In South Dakota one year, I lost a Brittany in plain view. He went on point 100 yards away, among scattered clumps of snow-matted cattails. He was not wearing a collar--my dogs seldom do--and I had been looking up at a passing flock of snow geese when I looked back down and suddenly sensed that the earth had swallowed my dog. I did find him eventually, and shot the wild rooster pheasant that he had pinned. The dog would have held his point until the Second Coming but it’s pretty unusual for a pheasant to be that patient, even in South Dakota.

If I lived where snow was rare, I would most certainly own a white dog, and not only for practical reasons.
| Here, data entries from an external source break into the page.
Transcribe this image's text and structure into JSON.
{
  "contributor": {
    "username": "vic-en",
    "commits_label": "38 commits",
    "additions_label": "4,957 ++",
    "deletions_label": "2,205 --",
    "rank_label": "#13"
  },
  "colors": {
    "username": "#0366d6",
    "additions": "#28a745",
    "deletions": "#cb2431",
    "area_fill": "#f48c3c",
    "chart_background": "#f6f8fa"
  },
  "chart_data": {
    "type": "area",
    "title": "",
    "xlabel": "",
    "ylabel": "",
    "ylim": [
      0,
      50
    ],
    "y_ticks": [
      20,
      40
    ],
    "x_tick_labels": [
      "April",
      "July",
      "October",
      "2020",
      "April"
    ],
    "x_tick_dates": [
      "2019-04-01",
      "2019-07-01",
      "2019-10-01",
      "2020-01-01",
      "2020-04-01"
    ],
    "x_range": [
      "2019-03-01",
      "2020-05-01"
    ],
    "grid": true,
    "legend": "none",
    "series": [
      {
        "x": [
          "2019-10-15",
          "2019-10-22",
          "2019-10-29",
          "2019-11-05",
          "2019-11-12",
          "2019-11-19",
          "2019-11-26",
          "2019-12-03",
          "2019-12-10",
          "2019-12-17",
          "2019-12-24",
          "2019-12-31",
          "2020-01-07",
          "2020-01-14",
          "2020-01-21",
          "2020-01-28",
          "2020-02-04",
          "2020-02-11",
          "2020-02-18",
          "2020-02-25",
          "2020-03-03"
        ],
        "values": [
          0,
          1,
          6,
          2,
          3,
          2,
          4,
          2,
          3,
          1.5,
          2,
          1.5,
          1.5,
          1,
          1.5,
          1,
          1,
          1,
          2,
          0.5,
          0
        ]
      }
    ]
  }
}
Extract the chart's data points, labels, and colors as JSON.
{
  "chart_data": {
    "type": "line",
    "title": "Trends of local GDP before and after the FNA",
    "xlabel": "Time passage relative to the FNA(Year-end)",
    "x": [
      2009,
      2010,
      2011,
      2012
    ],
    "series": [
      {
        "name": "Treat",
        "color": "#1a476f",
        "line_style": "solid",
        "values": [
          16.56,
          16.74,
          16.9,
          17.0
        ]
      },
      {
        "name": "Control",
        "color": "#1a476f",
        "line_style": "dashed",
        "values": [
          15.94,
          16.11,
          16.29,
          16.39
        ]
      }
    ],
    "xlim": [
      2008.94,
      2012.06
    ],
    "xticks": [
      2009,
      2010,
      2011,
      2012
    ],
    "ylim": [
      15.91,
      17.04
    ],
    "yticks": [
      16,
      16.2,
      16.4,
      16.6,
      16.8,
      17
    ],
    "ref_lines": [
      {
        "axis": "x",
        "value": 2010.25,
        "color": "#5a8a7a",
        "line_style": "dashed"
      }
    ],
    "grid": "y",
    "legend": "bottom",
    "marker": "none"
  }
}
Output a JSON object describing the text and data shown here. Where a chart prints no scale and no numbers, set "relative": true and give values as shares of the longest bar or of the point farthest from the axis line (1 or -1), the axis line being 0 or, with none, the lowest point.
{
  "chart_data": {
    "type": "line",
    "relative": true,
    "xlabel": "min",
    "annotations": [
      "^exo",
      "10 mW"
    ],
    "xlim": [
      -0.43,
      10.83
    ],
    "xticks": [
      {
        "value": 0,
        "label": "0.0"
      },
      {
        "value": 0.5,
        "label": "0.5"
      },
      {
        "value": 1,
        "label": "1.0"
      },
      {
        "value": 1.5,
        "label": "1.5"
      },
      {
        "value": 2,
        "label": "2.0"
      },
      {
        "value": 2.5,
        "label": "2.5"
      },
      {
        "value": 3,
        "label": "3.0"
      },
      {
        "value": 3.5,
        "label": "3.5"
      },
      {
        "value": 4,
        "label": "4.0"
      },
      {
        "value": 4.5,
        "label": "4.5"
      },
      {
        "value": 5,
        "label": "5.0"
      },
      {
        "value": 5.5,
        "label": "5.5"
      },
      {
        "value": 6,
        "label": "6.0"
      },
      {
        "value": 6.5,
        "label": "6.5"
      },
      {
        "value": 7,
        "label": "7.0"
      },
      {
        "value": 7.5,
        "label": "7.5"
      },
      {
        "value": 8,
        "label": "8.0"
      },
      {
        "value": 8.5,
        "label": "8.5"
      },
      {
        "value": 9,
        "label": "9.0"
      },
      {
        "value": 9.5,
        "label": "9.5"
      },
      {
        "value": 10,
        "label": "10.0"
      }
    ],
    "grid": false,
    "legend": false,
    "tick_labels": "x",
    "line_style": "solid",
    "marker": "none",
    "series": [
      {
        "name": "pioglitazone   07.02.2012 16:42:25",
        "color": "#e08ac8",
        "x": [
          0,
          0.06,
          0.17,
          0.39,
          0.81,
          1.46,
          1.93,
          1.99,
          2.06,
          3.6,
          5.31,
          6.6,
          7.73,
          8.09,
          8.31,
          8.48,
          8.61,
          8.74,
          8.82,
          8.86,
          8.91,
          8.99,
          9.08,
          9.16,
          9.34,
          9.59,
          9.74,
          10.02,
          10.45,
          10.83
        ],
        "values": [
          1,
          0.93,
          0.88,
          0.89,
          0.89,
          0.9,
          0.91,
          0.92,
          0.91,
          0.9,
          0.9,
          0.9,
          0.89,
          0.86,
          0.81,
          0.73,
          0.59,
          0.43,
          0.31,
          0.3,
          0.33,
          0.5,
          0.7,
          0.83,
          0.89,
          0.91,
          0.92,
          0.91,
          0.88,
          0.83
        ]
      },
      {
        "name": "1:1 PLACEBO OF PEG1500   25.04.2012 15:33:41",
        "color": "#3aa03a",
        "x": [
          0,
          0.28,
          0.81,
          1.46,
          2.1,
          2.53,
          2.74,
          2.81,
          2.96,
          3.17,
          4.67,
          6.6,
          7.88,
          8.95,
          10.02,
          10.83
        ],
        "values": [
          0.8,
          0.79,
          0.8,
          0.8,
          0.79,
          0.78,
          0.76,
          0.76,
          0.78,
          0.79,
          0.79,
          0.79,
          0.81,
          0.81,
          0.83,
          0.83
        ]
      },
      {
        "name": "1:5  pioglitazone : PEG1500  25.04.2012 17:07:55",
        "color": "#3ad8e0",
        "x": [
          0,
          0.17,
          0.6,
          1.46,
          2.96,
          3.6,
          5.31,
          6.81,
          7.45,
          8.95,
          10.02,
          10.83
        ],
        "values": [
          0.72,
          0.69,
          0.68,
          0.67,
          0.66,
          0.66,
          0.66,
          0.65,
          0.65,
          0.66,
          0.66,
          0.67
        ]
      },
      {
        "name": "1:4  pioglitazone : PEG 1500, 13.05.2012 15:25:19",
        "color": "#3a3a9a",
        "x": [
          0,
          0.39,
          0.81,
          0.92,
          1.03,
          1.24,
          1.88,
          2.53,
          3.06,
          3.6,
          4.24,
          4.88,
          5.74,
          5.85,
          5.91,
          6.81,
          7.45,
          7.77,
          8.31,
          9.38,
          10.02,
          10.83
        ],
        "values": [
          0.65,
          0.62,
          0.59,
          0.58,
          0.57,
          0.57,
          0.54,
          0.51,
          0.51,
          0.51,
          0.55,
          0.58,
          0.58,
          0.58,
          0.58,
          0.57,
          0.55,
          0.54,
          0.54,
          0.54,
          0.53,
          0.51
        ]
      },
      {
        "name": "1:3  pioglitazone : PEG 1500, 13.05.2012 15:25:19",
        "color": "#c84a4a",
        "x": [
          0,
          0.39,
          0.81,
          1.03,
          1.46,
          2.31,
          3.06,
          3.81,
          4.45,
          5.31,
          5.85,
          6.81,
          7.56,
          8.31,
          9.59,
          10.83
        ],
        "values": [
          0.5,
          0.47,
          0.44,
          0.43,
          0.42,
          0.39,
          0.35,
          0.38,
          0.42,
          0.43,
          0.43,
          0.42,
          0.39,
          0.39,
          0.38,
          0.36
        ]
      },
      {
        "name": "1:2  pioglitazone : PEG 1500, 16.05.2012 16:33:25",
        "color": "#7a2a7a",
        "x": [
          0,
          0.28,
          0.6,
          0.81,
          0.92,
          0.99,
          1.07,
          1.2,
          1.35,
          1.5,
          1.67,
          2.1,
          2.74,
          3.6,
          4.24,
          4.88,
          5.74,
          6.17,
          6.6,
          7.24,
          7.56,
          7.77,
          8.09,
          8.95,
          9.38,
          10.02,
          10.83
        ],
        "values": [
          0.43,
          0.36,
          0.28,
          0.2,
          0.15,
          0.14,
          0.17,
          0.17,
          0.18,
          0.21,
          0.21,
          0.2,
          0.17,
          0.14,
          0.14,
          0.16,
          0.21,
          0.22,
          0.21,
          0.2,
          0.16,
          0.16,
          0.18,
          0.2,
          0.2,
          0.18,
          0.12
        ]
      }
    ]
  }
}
Is there anything more beautiful than a ghostly white dog flowing across a brown hillside? (That was a rhetorical question.)

The coat colors of some breeds vary widely within the breed. German shorthairs and Small Munsterlanders especially come to mind, as well as the Braque Francais. These dogs can vary from nearly all white to heavily ticked and roan specimens. If these dogs work at some distance, as pointing dogs should, the ticked and roan dogs would be very difficult to spot against, say, an Idaho chukar mountain. In that case, white dogs would surely get the nod, until you want to hide one beside a duck pond.